Indeed, this experiment in improved personnel policies continues and has expanded. The State of Texas introduced a grant program designed to induce other districts to follow Dallas’s lead, and some 400 districts have begun such a transformation. And in 2023, the state took over Houston ISD and appointed Mike Miles—the architect of the Dallas system—as superintendent. The largest district in Texas is now undergoing similar evidence-based changes in personnel policies.

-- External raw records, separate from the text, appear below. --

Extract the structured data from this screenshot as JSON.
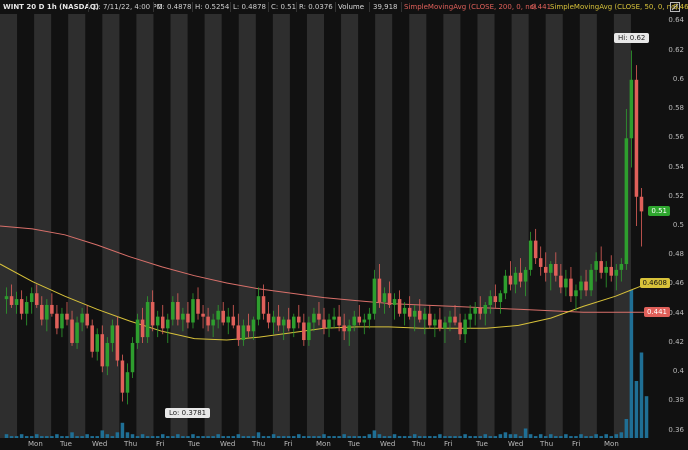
{
  "header": {
    "symbol": "WINT 20 D 1h (NASDAQ)",
    "date": "D: 7/11/22, 4:00 PM",
    "open": "O: 0.4878",
    "high": "H: 0.5254",
    "low": "L: 0.4878",
    "close": "C: 0.51",
    "range": "R: 0.0376",
    "volume_label": "Volume",
    "volume_value": "39,918",
    "sma200_label": "SimpleMovingAvg (CLOSE, 200, 0, no)",
    "sma200_value": "0.441",
    "sma50_label": "SimpleMovingAvg (CLOSE, 50, 0, no)",
    "sma50_value": "0.4608"
  },
  "colors": {
    "background": "#111111",
    "session_band": "#2e2e2e",
    "up_candle": "#2e9e2e",
    "down_candle": "#e0605a",
    "sma200": "#d9706a",
    "sma50": "#d8c23a",
    "volume": "#1f6f95"
  },
  "y_axis": {
    "ticks": [
      "0.64",
      "0.62",
      "0.6",
      "0.58",
      "0.56",
      "0.54",
      "0.52",
      "0.5",
      "0.48",
      "0.46",
      "0.44",
      "0.42",
      "0.4",
      "0.38",
      "0.36"
    ]
  },
  "price_tags": {
    "last": "0.51",
    "sma50": "0.4608",
    "sma200": "0.441"
  },
  "callouts": {
    "high": "Hi: 0.62",
    "low": "Lo: 0.3781"
  },
  "chart_data": {
    "type": "candlestick",
    "ylim": [
      0.355,
      0.645
    ],
    "x_day_labels": [
      "Mon",
      "Tue",
      "Wed",
      "Thu",
      "Fri",
      "Tue",
      "Wed",
      "Thu",
      "Fri",
      "Mon",
      "Tue",
      "Wed",
      "Thu",
      "Fri",
      "Tue",
      "Wed",
      "Thu",
      "Fri",
      "Mon"
    ],
    "candles": [
      [
        0.45,
        0.458,
        0.44,
        0.452
      ],
      [
        0.452,
        0.46,
        0.444,
        0.446
      ],
      [
        0.446,
        0.455,
        0.44,
        0.45
      ],
      [
        0.45,
        0.456,
        0.436,
        0.44
      ],
      [
        0.44,
        0.452,
        0.432,
        0.448
      ],
      [
        0.448,
        0.458,
        0.44,
        0.454
      ],
      [
        0.454,
        0.46,
        0.444,
        0.446
      ],
      [
        0.446,
        0.452,
        0.432,
        0.436
      ],
      [
        0.436,
        0.45,
        0.428,
        0.446
      ],
      [
        0.446,
        0.454,
        0.438,
        0.44
      ],
      [
        0.44,
        0.446,
        0.426,
        0.43
      ],
      [
        0.43,
        0.444,
        0.424,
        0.44
      ],
      [
        0.44,
        0.448,
        0.432,
        0.436
      ],
      [
        0.436,
        0.442,
        0.418,
        0.42
      ],
      [
        0.42,
        0.438,
        0.416,
        0.434
      ],
      [
        0.434,
        0.444,
        0.428,
        0.44
      ],
      [
        0.44,
        0.446,
        0.43,
        0.432
      ],
      [
        0.432,
        0.436,
        0.41,
        0.414
      ],
      [
        0.414,
        0.43,
        0.408,
        0.426
      ],
      [
        0.426,
        0.432,
        0.4,
        0.404
      ],
      [
        0.404,
        0.424,
        0.398,
        0.42
      ],
      [
        0.42,
        0.436,
        0.414,
        0.432
      ],
      [
        0.432,
        0.438,
        0.404,
        0.408
      ],
      [
        0.408,
        0.412,
        0.38,
        0.386
      ],
      [
        0.386,
        0.406,
        0.378,
        0.4
      ],
      [
        0.4,
        0.424,
        0.396,
        0.42
      ],
      [
        0.42,
        0.44,
        0.416,
        0.436
      ],
      [
        0.436,
        0.444,
        0.42,
        0.424
      ],
      [
        0.424,
        0.452,
        0.42,
        0.448
      ],
      [
        0.448,
        0.456,
        0.428,
        0.432
      ],
      [
        0.432,
        0.442,
        0.424,
        0.438
      ],
      [
        0.438,
        0.446,
        0.426,
        0.43
      ],
      [
        0.43,
        0.44,
        0.42,
        0.436
      ],
      [
        0.436,
        0.452,
        0.432,
        0.448
      ],
      [
        0.448,
        0.454,
        0.432,
        0.436
      ],
      [
        0.436,
        0.444,
        0.428,
        0.44
      ],
      [
        0.44,
        0.448,
        0.43,
        0.434
      ],
      [
        0.434,
        0.454,
        0.43,
        0.45
      ],
      [
        0.45,
        0.458,
        0.436,
        0.44
      ],
      [
        0.44,
        0.446,
        0.43,
        0.438
      ],
      [
        0.438,
        0.444,
        0.428,
        0.432
      ],
      [
        0.432,
        0.44,
        0.424,
        0.436
      ],
      [
        0.436,
        0.446,
        0.43,
        0.442
      ],
      [
        0.442,
        0.448,
        0.432,
        0.434
      ],
      [
        0.434,
        0.444,
        0.426,
        0.438
      ],
      [
        0.438,
        0.446,
        0.43,
        0.432
      ],
      [
        0.432,
        0.44,
        0.418,
        0.422
      ],
      [
        0.422,
        0.436,
        0.418,
        0.432
      ],
      [
        0.432,
        0.44,
        0.424,
        0.428
      ],
      [
        0.428,
        0.438,
        0.422,
        0.436
      ],
      [
        0.436,
        0.458,
        0.432,
        0.452
      ],
      [
        0.452,
        0.46,
        0.436,
        0.44
      ],
      [
        0.44,
        0.448,
        0.43,
        0.434
      ],
      [
        0.434,
        0.442,
        0.426,
        0.438
      ],
      [
        0.438,
        0.446,
        0.428,
        0.432
      ],
      [
        0.432,
        0.438,
        0.422,
        0.436
      ],
      [
        0.436,
        0.444,
        0.428,
        0.43
      ],
      [
        0.43,
        0.44,
        0.424,
        0.438
      ],
      [
        0.438,
        0.446,
        0.43,
        0.434
      ],
      [
        0.434,
        0.44,
        0.418,
        0.422
      ],
      [
        0.422,
        0.438,
        0.418,
        0.434
      ],
      [
        0.434,
        0.444,
        0.428,
        0.44
      ],
      [
        0.44,
        0.448,
        0.432,
        0.436
      ],
      [
        0.436,
        0.444,
        0.426,
        0.43
      ],
      [
        0.43,
        0.44,
        0.424,
        0.436
      ],
      [
        0.436,
        0.444,
        0.43,
        0.438
      ],
      [
        0.438,
        0.446,
        0.428,
        0.432
      ],
      [
        0.432,
        0.44,
        0.422,
        0.428
      ],
      [
        0.428,
        0.436,
        0.418,
        0.432
      ],
      [
        0.432,
        0.442,
        0.428,
        0.438
      ],
      [
        0.438,
        0.446,
        0.432,
        0.434
      ],
      [
        0.434,
        0.44,
        0.426,
        0.436
      ],
      [
        0.436,
        0.444,
        0.43,
        0.44
      ],
      [
        0.44,
        0.47,
        0.436,
        0.464
      ],
      [
        0.464,
        0.474,
        0.444,
        0.448
      ],
      [
        0.448,
        0.458,
        0.44,
        0.454
      ],
      [
        0.454,
        0.462,
        0.444,
        0.446
      ],
      [
        0.446,
        0.454,
        0.436,
        0.45
      ],
      [
        0.45,
        0.456,
        0.438,
        0.44
      ],
      [
        0.44,
        0.448,
        0.432,
        0.444
      ],
      [
        0.444,
        0.452,
        0.436,
        0.438
      ],
      [
        0.438,
        0.446,
        0.428,
        0.442
      ],
      [
        0.442,
        0.45,
        0.434,
        0.436
      ],
      [
        0.436,
        0.444,
        0.426,
        0.44
      ],
      [
        0.44,
        0.446,
        0.43,
        0.432
      ],
      [
        0.432,
        0.44,
        0.424,
        0.436
      ],
      [
        0.436,
        0.444,
        0.428,
        0.43
      ],
      [
        0.43,
        0.438,
        0.42,
        0.434
      ],
      [
        0.434,
        0.442,
        0.428,
        0.438
      ],
      [
        0.438,
        0.446,
        0.432,
        0.434
      ],
      [
        0.434,
        0.44,
        0.422,
        0.426
      ],
      [
        0.426,
        0.44,
        0.42,
        0.436
      ],
      [
        0.436,
        0.446,
        0.43,
        0.44
      ],
      [
        0.44,
        0.448,
        0.432,
        0.444
      ],
      [
        0.444,
        0.452,
        0.436,
        0.44
      ],
      [
        0.44,
        0.448,
        0.432,
        0.446
      ],
      [
        0.446,
        0.456,
        0.44,
        0.452
      ],
      [
        0.452,
        0.46,
        0.444,
        0.448
      ],
      [
        0.448,
        0.456,
        0.44,
        0.454
      ],
      [
        0.454,
        0.47,
        0.45,
        0.466
      ],
      [
        0.466,
        0.476,
        0.456,
        0.46
      ],
      [
        0.46,
        0.472,
        0.454,
        0.468
      ],
      [
        0.468,
        0.478,
        0.458,
        0.462
      ],
      [
        0.462,
        0.472,
        0.452,
        0.47
      ],
      [
        0.47,
        0.496,
        0.466,
        0.49
      ],
      [
        0.49,
        0.498,
        0.474,
        0.478
      ],
      [
        0.478,
        0.486,
        0.466,
        0.472
      ],
      [
        0.472,
        0.482,
        0.462,
        0.468
      ],
      [
        0.468,
        0.476,
        0.456,
        0.474
      ],
      [
        0.474,
        0.482,
        0.462,
        0.466
      ],
      [
        0.466,
        0.474,
        0.454,
        0.458
      ],
      [
        0.458,
        0.47,
        0.452,
        0.464
      ],
      [
        0.464,
        0.472,
        0.448,
        0.452
      ],
      [
        0.452,
        0.46,
        0.442,
        0.456
      ],
      [
        0.456,
        0.466,
        0.45,
        0.462
      ],
      [
        0.462,
        0.47,
        0.452,
        0.456
      ],
      [
        0.456,
        0.474,
        0.452,
        0.47
      ],
      [
        0.47,
        0.482,
        0.462,
        0.476
      ],
      [
        0.476,
        0.486,
        0.464,
        0.468
      ],
      [
        0.468,
        0.476,
        0.458,
        0.472
      ],
      [
        0.472,
        0.48,
        0.462,
        0.466
      ],
      [
        0.466,
        0.474,
        0.456,
        0.47
      ],
      [
        0.47,
        0.478,
        0.462,
        0.474
      ],
      [
        0.474,
        0.58,
        0.47,
        0.56
      ],
      [
        0.56,
        0.62,
        0.54,
        0.6
      ],
      [
        0.6,
        0.61,
        0.5,
        0.52
      ],
      [
        0.52,
        0.526,
        0.486,
        0.51
      ]
    ],
    "volume": [
      0.02,
      0.01,
      0.01,
      0.02,
      0.01,
      0.01,
      0.02,
      0.01,
      0.01,
      0.01,
      0.02,
      0.01,
      0.01,
      0.03,
      0.01,
      0.01,
      0.02,
      0.01,
      0.01,
      0.04,
      0.02,
      0.01,
      0.03,
      0.08,
      0.03,
      0.02,
      0.01,
      0.02,
      0.01,
      0.01,
      0.01,
      0.02,
      0.01,
      0.01,
      0.02,
      0.01,
      0.01,
      0.02,
      0.01,
      0.01,
      0.01,
      0.01,
      0.02,
      0.01,
      0.01,
      0.01,
      0.02,
      0.01,
      0.01,
      0.01,
      0.03,
      0.01,
      0.01,
      0.02,
      0.01,
      0.01,
      0.01,
      0.01,
      0.02,
      0.01,
      0.01,
      0.01,
      0.01,
      0.02,
      0.01,
      0.01,
      0.01,
      0.02,
      0.01,
      0.01,
      0.01,
      0.01,
      0.02,
      0.04,
      0.02,
      0.01,
      0.01,
      0.02,
      0.01,
      0.01,
      0.01,
      0.02,
      0.01,
      0.01,
      0.01,
      0.01,
      0.02,
      0.01,
      0.01,
      0.01,
      0.01,
      0.02,
      0.01,
      0.01,
      0.01,
      0.02,
      0.01,
      0.01,
      0.02,
      0.03,
      0.02,
      0.02,
      0.01,
      0.05,
      0.02,
      0.01,
      0.02,
      0.01,
      0.02,
      0.01,
      0.01,
      0.02,
      0.01,
      0.01,
      0.02,
      0.01,
      0.01,
      0.02,
      0.01,
      0.02,
      0.01,
      0.02,
      0.03,
      0.1,
      0.78,
      0.3,
      0.45,
      0.22
    ],
    "sma200": [
      [
        0,
        0.5
      ],
      [
        0.05,
        0.498
      ],
      [
        0.1,
        0.494
      ],
      [
        0.15,
        0.487
      ],
      [
        0.2,
        0.479
      ],
      [
        0.25,
        0.472
      ],
      [
        0.3,
        0.466
      ],
      [
        0.35,
        0.461
      ],
      [
        0.4,
        0.457
      ],
      [
        0.45,
        0.454
      ],
      [
        0.5,
        0.451
      ],
      [
        0.55,
        0.449
      ],
      [
        0.6,
        0.447
      ],
      [
        0.65,
        0.446
      ],
      [
        0.7,
        0.445
      ],
      [
        0.75,
        0.444
      ],
      [
        0.8,
        0.443
      ],
      [
        0.85,
        0.442
      ],
      [
        0.9,
        0.441
      ],
      [
        0.95,
        0.441
      ],
      [
        1.0,
        0.441
      ]
    ],
    "sma50": [
      [
        0,
        0.474
      ],
      [
        0.05,
        0.462
      ],
      [
        0.1,
        0.452
      ],
      [
        0.15,
        0.443
      ],
      [
        0.2,
        0.435
      ],
      [
        0.25,
        0.428
      ],
      [
        0.3,
        0.423
      ],
      [
        0.35,
        0.422
      ],
      [
        0.4,
        0.424
      ],
      [
        0.45,
        0.427
      ],
      [
        0.5,
        0.43
      ],
      [
        0.55,
        0.431
      ],
      [
        0.6,
        0.431
      ],
      [
        0.65,
        0.43
      ],
      [
        0.7,
        0.43
      ],
      [
        0.75,
        0.43
      ],
      [
        0.8,
        0.432
      ],
      [
        0.85,
        0.437
      ],
      [
        0.9,
        0.445
      ],
      [
        0.95,
        0.452
      ],
      [
        1.0,
        0.4608
      ]
    ]
  }
}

Eric A. Hanushek is the Paul and Jean Hanna Senior Fellow at the Hoover Institution of Stanford University; Minh Nguyen is an assistant professor of economics at Ball State University; Ben Ost and Steven G. Rivkin are professors of economics at University of Illinois Chicago. This article is based on two working papers published by the National Bureau of Economic Research: “The Effects of Comprehensive Educator Evaluation and Pay Reform on Achievement” by Hanushek and co-authors and “Attracting and Retaining Highly Effective Educators in Hard-to-Staff Schools” by Andrew J. Morgan, Hanushek, and co-authors.